To know director Robert Eggers is to know a remarkable master of light, sound, and storytelling all wrapped up in a single film. 2019’s The Lighthouse broke rules when it came to how a simple story could turn into a visual stunner for the senses. With Eggers’s latest, The Northman, the American director takes audiences through a forgotten time of valkyries, vikings, and revenge…which is definitely a dish served very very cold.
The Northman stars Alexander Skarsgard as Amleth, a viking prince on a journey to avenge his father’s death and save his mother from the hands of his evil uncle. Sound familiar? It should, as it is the same basic plot of Shakespeare’s Hamlet and Disney’s The Lion King. Similarities aside, The Northman proves to be a standalone film that is a cut above the rest.
We start with a young Amleth in 895 AD, traversing his life in the North Atlantic with his father, King Aurvandil (Ethan Hawke) and his mother, Queen Gudrun (Nicole Kidman). Their kingdom is a snow covered wonderland, where the King is always tasked with the ungodly chore of battling others to keep his family and kingdom safe. Unfortunately for the King, the true evil comes from within his own family, as his only brother, Fjolnir (Claes Bang), plots against him to take over the kingdom. While witnessing the death of his father at the hands of his uncle in a torturous ambush, young Amleth flees his homeland uttering his creed to himself, “I will avenge you father, I will save you mother, I will kill you Fjolnir.”
We cut to a much older, and hot as fuck, Amleth, who is a true viking in an animalistic society where he helps to destroy towns and take others as his prisoner. Fit and full of rage, Amleth is the definition of strength on the outside, while wrestling with demons of hate on the inside. Still intending to follow through with his promise to his father and mother, Amleth hears rumors of his uncle’s whereabouts, and sets off on a plan to finally take what is rightfully his.
Boarding a slave ship as a stowaway, Amleth meets the incredibly beautiful Olga of the Birch Forest (Anya Taylor-Joy), who agrees to become his most trusted ally throughout his quest. As the slave ship docks in Iceland, Amleth quickly discovers his uncle and mother, as well as their two children, have taken over this new land as they were dethrowned by others in Amleth’s original kingdom. Disguising himself as a slave and unrecognizable in his older years, he attempts to gain the trust of his uncle, before he plans to wield a sword into his father’s killer.
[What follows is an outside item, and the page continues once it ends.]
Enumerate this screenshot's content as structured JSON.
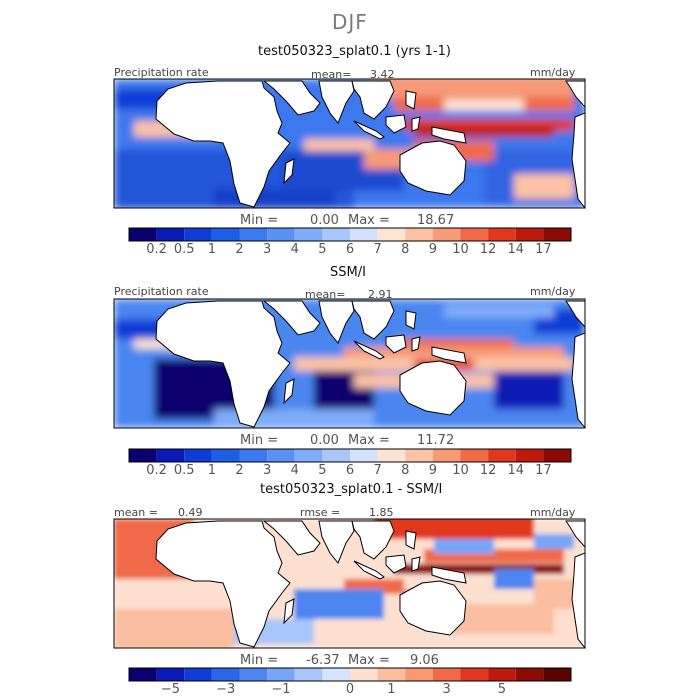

The Northman is an incredibly gifted film full of hostility, genealogy, strength, and desire. Alexander Skarsgard is picture perfect as Amleth, a man with one solitary vision for how his life should go, based upon the dreams of his father. Anya Taylor-Joy is ferociously talented as Amleth’s ally and love interest, while Claes Bang gives a truly horrifying performance as the main villain. The only drawback to the film’s success is Kidman’s casting, as it brings memories of when Angelina Jolie and Colin Farrell were cast as the mother/son duo in Alexander. Kidman and the twist in the middle of the film go hand in hand, but it would’ve been preferable to have cast an actress that didn’t just play Skarsgard’s battered wife in a famous series, Big Little Lies.
Without giving away too much more, Eggers’s use of light, darkness, and stunning cinematography by Jarin Blaschke should be reason enough for anyone to see this film.